Ade menyampaikan, sebelum menangkap AM, pihaknya telah mengonfirmasi muatan narasi itu kepada ahli bahasa, ahli pidana dan ahli ITE. Namun, dia memastikan pelaku tidak akan diproses hukum.
Yang bersangkutan telah meminta maaf dan berjanji untuk tidak mengulangi perbuatannya lagi,” katanya.
Pendekatan restorative justice, kata Ade, dikedepankan dalam penanganan kasus ini. Dia berharap peristiwa itu dapat menjadi pembelajaran bagi warga agar bijak dalam bermedsos.
Terkait jabatan Gibran sebagai Wali Kota Solo yang dikomentari AM, mantan Kapolres Karanganyar itu menyampaikan bahwa wali kota dan wakil wali kota dipilih melalui proses yang sesuai dengan Pancasila dan UUD 1945.
Seperti kita ketahui bersama bahwa kepala daerah dipilih secara langsung oleh warga yang mempunyai hak pilih melalui mekanisme, tahapan dan proses pilkada yang merupakan sarana pelaksanaan kedaulatan rakyat di Kota Solo berdasarkan Pancasila dan Undang-Undang Dasar Negara Republik Indonesia Tahun 1945,” terangnya.
Ade menjelaskan, Tim Virtual Police Polresta Surakarta dibentuk untuk mengedukasi sekaligus melakukan pengawasan terhadap pengguna media sosial agar terhindar dari pelanggaran UU Informasi dan Transaksi Elektronik (UU ITE).

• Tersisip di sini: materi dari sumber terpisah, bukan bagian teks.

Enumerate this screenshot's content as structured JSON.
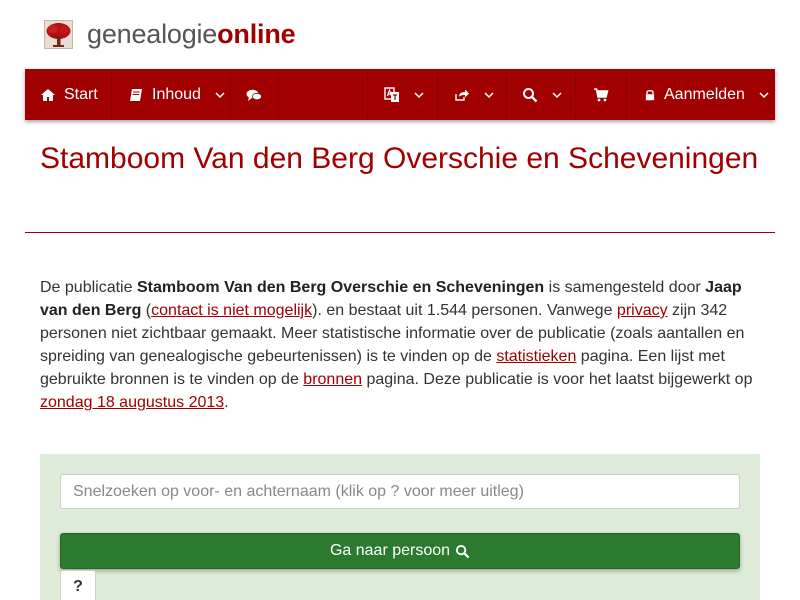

Tim ini bekerja sama dengan para ahli, antara lain ahli bahasa, ahli hukum, dan ahli ITE untuk mengonfirmasi semua unggahan pengguna media sosial. Tim ini merupakan tindak lanjut dari implementasi program prioritas Kapolri dan Instruksi Kapolri yang tertuang dalam Surat Edaran Nomor SE/2/11/2021,” pungkasnya.